Липки, росшие понизу, сменились привычными сосенками. Глеб почти бежал, сильно согнувшись и не распрямляя ног. В горку, в горку! Ага, вот только зайцы ему дорогу еще не перебегали! Тоже тварь нечистая - как кошка. Не зря их так Александр Сергеевич побаивался. Но серый не пересек его дорожки, он длинными сильными прыжками рванул в противоположную сторону. Счастливого пути, косоглазый! Тоже, между прочим... Скоро стало жарковато, ладони слиплись от пота, и мокрая майка теперь очень к месту легла на разгоряченную голову... Еще рывок, еще - и вот он на вершине. Глеб оглянулся: внизу тяжелой серебряной цепочкой посреди темной, изумрудной зелени кривилась неслышимая отсюда река. Каре палаточного лагеря с сильно поредевшим населением, над ним противоположная трехглавая горка, за которой виднелась другие, побольше - с тропинкой к лесничеству. Там-то его и будут теперь караулить. Если сейчас не поймают. А что впереди? Впереди, чуть слева, его ждала Y-образная долина, расщепленная мощной отвесной скалой, оголенной серо-розовой башней, торчащей над густо заросшей тайгой развилкой. Спускаться и двигаться следовало как раз в направлении ее дальнего отростка. В противную от кордона сторону.
Нога ныла все сильнее и сильнее. Пришлось откровенно хромать. Хорошо, что еловый здесь лес был достаточно густ и теперь можно было смело надеть просохшую белую майку, не боясь стать мишенью. Дыхание выровнялось. Вообще-то под горку шагалось приятно. И самое главное, отчего-то верилось, что на сегодня плохое себя уже исчерпало. "Позади крутой поворот. Позади обманчивый лед". Вот за это он и не любил русскоязычную эстраду... Впереди теперь мог караулить только голод.

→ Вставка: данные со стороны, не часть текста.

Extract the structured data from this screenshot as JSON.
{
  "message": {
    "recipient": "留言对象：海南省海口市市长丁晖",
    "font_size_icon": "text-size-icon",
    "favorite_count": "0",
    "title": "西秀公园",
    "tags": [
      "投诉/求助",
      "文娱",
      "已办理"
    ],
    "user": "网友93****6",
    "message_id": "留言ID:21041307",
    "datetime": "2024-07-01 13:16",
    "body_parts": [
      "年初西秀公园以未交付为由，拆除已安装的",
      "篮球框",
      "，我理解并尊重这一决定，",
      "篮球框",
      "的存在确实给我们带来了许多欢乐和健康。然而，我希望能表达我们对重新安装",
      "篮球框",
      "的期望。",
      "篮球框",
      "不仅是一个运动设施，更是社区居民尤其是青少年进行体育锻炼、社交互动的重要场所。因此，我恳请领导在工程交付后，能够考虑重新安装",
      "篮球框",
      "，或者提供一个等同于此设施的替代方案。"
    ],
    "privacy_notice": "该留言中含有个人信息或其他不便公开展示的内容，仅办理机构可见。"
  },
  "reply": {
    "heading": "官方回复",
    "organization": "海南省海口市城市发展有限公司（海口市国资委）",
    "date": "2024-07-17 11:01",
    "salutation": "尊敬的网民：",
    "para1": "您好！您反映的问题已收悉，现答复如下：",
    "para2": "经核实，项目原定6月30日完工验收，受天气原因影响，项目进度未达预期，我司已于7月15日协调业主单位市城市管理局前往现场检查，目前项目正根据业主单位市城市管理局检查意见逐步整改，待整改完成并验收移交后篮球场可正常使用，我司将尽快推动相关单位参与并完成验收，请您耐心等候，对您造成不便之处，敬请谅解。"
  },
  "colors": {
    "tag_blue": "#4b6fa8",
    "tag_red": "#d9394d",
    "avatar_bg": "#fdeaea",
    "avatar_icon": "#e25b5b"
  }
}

И какой-нибудь дикий кабан-секач. Эге, по этому поводу надо бы пошуметь посильней, потрещать валежником, попыхтеть, даже эту вот муру напевать, чтобы только не столкнуться со зверем нос к носу. Да, самое страшное - неожиданно напугать какого-либо тупого травоядного на слишком близком расстоянии. Вот тогда-то лось или кабан могут оказаться пострашнее медведя. Хотя все сравнения хромают... Как теперь сам Глеб... Или шалыга у Анюшкина.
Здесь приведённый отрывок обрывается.